Question asks to prove:
${^{n}\mathrm{C}_{k}} = {^{n-1}\mathrm{C}_{k-1}}+{^{n-1}\mathrm{C}_{k}}$
My Steps:
$$\begin{align*}\frac{(n-1)!}{(n-k-2)!(k-1)!} + \frac{(n-1)!}{(n-k-1)!(k)!} & = \frac{(n-1)!}{(n-k-2)!(k-1)!} + \frac{(n-1)!}{(n-1-k)(n-k-2)!k!}\end{align*}$$
$$\begin{align*}=\frac{(n-1)!}{(n-k-2)!(k-1)!} + \frac{(n-1)!}{(n-1-k)(n-k-2)!k(k-1)!}\end{align*}$$
$$\begin{align*}=\frac{[k(n-1-k)(n-1)!] + (n -1)!}{(n-1-k)(n-k-2)!k(k-1)!}\end{align*}$$
Now I have no clue on how to continue from here. Help please. Thanks!
Let's say a set $A$ has $N$ elements.
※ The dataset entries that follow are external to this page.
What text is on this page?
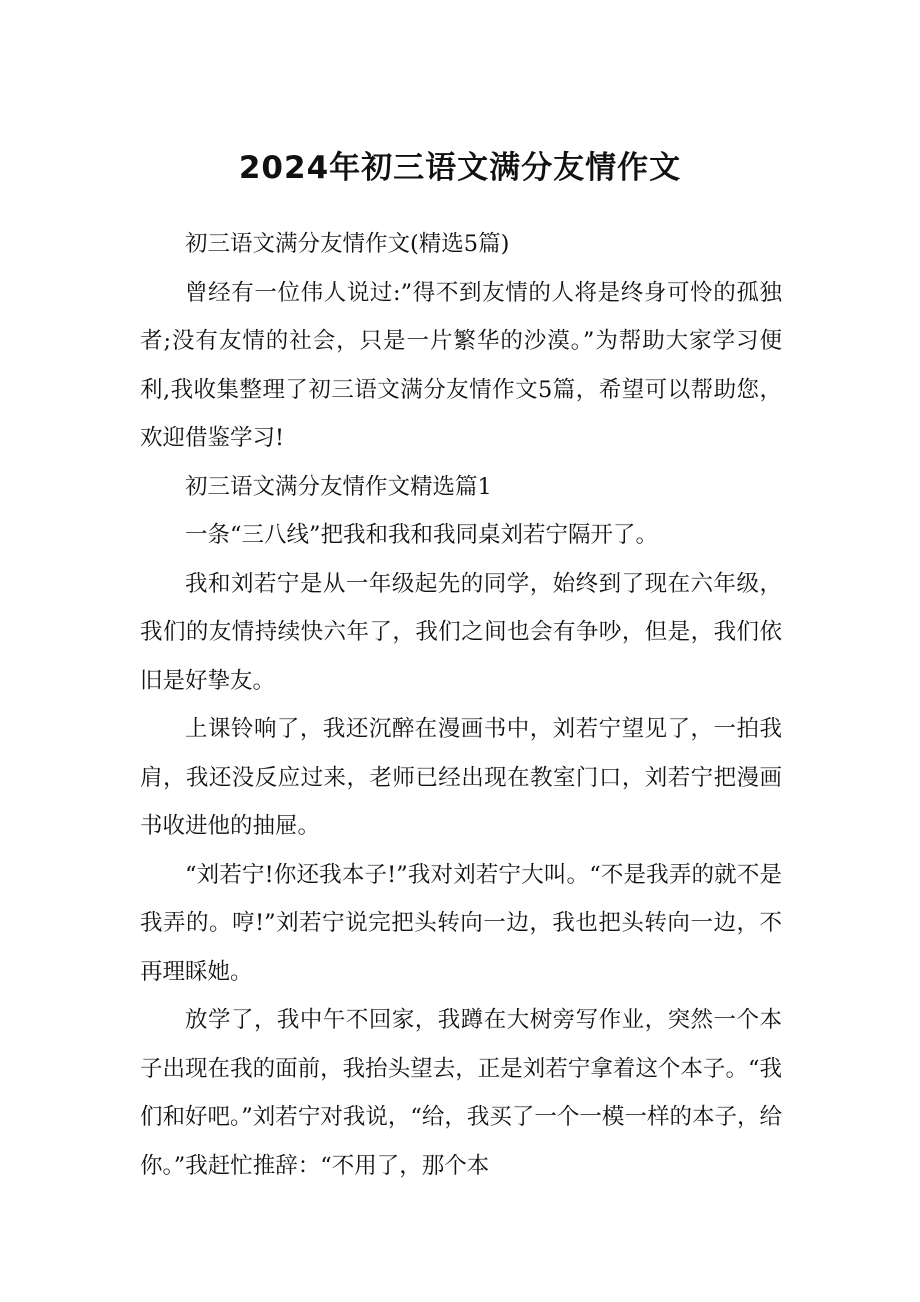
2024年初三语文满分友情作文

初三语文满分友情作文(精选5篇)

曾经有一位伟人说过:”得不到友情的人将是终身可怜的孤独者;没有友情的社会，只是一片繁华的沙漠。”为帮助大家学习便利,我收集整理了初三语文满分友情作文5篇，希望可以帮助您，欢迎借鉴学习!

初三语文满分友情作文精选篇1

一条“三八线”把我和我和我同桌刘若宁隔开了。

我和刘若宁是从一年级起先的同学，始终到了现在六年级，我们的友情持续快六年了，我们之间也会有争吵，但是，我们依旧是好挚友。

上课铃响了，我还沉醉在漫画书中，刘若宁望见了，一拍我肩，我还没反应过来，老师已经出现在教室门口，刘若宁把漫画书收进他的抽屉。

“刘若宁!你还我本子!”我对刘若宁大叫。“不是我弄的就不是我弄的。哼!”刘若宁说完把头转向一边，我也把头转向一边，不再理睬她。

放学了，我中午不回家，我蹲在大树旁写作业，突然一个本子出现在我的面前，我抬头望去，正是刘若宁拿着这个本子。“我们和好吧。”刘若宁对我说，“给，我买了一个一模一样的本子，给你。”我赶忙推辞：“不用了，那个本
Pick one element and mark it $x$. The subsets of $A$ of size $k$ come in two mutually exclusive types:
I. Those containing $x$, and II. Those not containing $x$.
To choose a subset of type I, first remove $x$ from $A$, and from the remaining elements (there are $N-1$ of them) pick a subset of size $k-1$. There are $^{N-1}C_{k-1}$ ways to do it.
To choose a subset of type II, remove $x$ from $A$, and from the remaining elements pick a subset of size $k$. There are $^{N-1}C_{k}$ ways to do it.
That covers all $k$-subsets of $A$, so we are done.